El desarrollo de la Humanidad avanza hoy a ritmo tan acelerado, que resulta difícil seguir los constantes aportes de la ciencia y la técnica y retener los nombres de quienes logran, con su talento, innovaciones o descubrimientos saltos cualitativos en la sociedad. Nuevos medicamentos, vacunas, tecnologías y hasta armas de destrucción masiva nos sorprenden cada día con solo asomarnos a Internet, una de esas invenciones que más rápido se ha generalizado a nivel del planeta.
No obstante, la historia guardará siempre el nombre de aquellos que plantaron las primeras semillas de la investigación científica y legaron al mundo las bases para el desarrollo de la civilización.
Habrá que agradecer eternamente a Copérnico, Galileo, Einstein, Marie Curí, al descubridor del agente transmisor de la fiebre amarilla, al de la penicilina y al de la pólvora, entre otros, que debieron sortear escabrosos caminos para validar sus singulares teorías.
Sin embargo, la humanidad quizás no fuera lo que es, de no haber contado también con otros pequeños innovadores empeñados en facilitar el quehacer diario de los ciudadanos.
De no ser por esa legión de inventores prácticos no tendríamos hoy la rueda, el saca corchos, el cepillo, la escoba o la tasa sanitaria, entre otros muchos elementos, que por cotidianos, pasamos por alto sin pensar a quien se le ocurriría la idea primaria.
Así ocurre con el abrelatas, ese sencillo instrumento manual, cuya paternidad es hoy indescifrable entre el británico Robert Yates, en 1855, y el estadounidense Ezra Warnet, tres años más tarde, pero que facilitó la acción de abrir las latas en conserva, ideadas por Nicolás Apper y patentadas por el inglés Peter Durand en 1810.

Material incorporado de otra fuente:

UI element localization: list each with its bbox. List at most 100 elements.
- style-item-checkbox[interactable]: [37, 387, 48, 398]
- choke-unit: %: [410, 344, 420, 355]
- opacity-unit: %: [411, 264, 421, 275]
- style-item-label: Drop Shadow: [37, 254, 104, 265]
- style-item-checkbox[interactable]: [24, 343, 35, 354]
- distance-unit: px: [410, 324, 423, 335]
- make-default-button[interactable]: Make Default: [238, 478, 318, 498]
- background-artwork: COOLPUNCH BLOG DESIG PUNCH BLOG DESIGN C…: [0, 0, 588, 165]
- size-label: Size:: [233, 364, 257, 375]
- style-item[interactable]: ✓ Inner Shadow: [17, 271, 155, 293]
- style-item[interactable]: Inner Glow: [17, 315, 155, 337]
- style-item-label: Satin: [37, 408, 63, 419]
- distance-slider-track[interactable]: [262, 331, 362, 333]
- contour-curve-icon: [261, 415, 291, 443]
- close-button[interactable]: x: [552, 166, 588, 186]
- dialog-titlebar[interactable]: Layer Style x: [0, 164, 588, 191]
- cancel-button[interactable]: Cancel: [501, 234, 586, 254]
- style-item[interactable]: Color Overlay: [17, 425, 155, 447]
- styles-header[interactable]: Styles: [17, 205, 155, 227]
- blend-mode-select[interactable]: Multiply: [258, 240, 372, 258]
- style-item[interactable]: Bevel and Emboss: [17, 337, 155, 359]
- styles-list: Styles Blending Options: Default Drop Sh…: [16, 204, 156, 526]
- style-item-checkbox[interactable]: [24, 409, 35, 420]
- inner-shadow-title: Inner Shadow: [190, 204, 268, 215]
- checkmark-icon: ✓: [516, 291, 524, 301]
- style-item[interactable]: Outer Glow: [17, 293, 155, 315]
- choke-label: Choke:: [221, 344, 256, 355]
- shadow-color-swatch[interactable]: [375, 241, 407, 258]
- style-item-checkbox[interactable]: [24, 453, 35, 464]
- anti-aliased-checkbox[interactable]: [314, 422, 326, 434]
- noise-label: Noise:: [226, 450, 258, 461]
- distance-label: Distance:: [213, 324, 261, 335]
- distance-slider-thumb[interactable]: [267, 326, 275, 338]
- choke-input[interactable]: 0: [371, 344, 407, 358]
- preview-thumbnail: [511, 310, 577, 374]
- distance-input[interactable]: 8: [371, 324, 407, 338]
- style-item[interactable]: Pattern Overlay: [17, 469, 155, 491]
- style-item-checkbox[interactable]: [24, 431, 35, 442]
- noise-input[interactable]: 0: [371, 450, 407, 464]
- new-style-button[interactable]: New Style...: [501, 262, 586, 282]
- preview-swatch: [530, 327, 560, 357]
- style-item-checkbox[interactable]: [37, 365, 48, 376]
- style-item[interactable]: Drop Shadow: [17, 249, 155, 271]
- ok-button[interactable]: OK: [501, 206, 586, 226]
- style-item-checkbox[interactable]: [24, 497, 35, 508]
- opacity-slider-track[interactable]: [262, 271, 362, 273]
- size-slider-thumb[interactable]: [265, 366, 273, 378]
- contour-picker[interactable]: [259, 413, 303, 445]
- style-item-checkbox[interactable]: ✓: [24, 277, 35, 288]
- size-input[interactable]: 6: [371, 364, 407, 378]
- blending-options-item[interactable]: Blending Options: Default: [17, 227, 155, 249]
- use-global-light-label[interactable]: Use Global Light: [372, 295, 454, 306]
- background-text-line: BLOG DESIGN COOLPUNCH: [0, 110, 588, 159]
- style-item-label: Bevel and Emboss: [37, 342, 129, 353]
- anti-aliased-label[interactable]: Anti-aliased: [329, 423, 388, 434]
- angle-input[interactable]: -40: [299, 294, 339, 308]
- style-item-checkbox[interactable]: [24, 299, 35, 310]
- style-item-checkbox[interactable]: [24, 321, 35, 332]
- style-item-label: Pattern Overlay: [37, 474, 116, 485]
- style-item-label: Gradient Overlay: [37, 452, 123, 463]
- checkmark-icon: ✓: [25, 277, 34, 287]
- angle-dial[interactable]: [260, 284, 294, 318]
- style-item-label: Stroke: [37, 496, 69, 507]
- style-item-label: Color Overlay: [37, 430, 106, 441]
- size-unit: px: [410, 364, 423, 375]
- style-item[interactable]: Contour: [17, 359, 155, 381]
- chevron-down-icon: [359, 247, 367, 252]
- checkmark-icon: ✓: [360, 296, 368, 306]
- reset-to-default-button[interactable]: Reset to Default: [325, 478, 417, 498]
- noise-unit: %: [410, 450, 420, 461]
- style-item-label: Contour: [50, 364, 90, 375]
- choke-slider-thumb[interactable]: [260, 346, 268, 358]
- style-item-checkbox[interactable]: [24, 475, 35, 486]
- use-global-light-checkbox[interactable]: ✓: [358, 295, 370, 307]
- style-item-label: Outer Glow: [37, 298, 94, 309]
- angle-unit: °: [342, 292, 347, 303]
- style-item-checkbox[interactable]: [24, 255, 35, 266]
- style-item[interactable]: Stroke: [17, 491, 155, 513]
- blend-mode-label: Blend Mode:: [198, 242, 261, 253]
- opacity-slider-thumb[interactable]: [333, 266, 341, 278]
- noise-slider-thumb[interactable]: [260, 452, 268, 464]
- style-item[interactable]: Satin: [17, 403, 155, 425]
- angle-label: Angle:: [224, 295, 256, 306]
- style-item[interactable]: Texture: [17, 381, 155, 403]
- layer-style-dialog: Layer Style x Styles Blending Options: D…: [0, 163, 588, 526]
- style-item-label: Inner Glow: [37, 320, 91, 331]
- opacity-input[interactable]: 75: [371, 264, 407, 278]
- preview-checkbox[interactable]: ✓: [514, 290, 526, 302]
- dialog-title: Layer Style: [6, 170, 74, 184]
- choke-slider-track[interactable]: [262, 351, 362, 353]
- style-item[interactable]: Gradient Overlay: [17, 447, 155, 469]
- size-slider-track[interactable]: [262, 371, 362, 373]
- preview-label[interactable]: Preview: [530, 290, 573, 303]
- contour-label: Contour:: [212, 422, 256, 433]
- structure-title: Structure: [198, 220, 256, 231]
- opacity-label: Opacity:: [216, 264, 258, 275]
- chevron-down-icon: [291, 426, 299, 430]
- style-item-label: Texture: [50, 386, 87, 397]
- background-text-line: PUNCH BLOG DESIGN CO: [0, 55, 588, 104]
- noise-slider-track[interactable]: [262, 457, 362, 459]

Otro tanto sucede con el detergente, tanto en polvo, como en tabletas o líquido, que en la actualidad resulta imprescindible en las tareas de limpieza y cuyo descubrimiento tal cual lo conocemos, apenas rebasa una centuria.
Pancracio Celdrán, autor de \”El Gran Libro de la Historia de las Cosas\”, recuerda que muchos investigadores trabajaron desde el siglo XIX en la búsqueda de una sustancia jabonosa, pero su obtención a escala comercial siempre resultaba muy cara.
Solo en 1916 vio la luz en Alemania el primer detergente sintético, cuyo origen se engloba dentro de las alarmantes necesidades que sufrió la población en el transcurso de la Primera Guerra Mundial; más no fue hasta 1945 que la publicidad dio a conocer el producto y extendió su uso a escala global.
Algo similar tuvo lugar con el refresco gaseado, ese que actualmente se consume de todos los sabores, a todas las edades y en todos los países.
Pocos conocen que su primer uso llegó por prescripción médica, según describe el referido texto:
\”En 1807, el médico norteamericano, padre de la cirugía en su país, Philip Syng Physic, encargó a un químico amigo suyo la preparación de un agua carbónica para cierto paciente aquejado de dolencias estomacales. Para hacer más grato el preparado, disolvió en él un edulcorante de sabor agradable “.
El éxito del brebaje fue asombroso, pero lo difícil resultó convertir el experimento médico en un producto comercial, aunque no imposible.
Este paso le correspondió a John Mathew, en 1832, con suficiente poder económico para inventar un sistema que saturara el agua con gas carbónico.
A finales del siglo XIX la gaseosa se apoderó del mercado y siguió paso a paso su evolución en sabores y marcas hasta nuestros días.
Como los ejemplos anteriores, otros muchos concebidos por la ingeniosidad humana nos hacen hoy mucho más asequibles las actividades domésticas y cotidianas.
Quizás usted también tenga soluciones que aportar, pero sólo pasarán a la historia si logra inscribirlas en el registro de marcas y obtener una patente.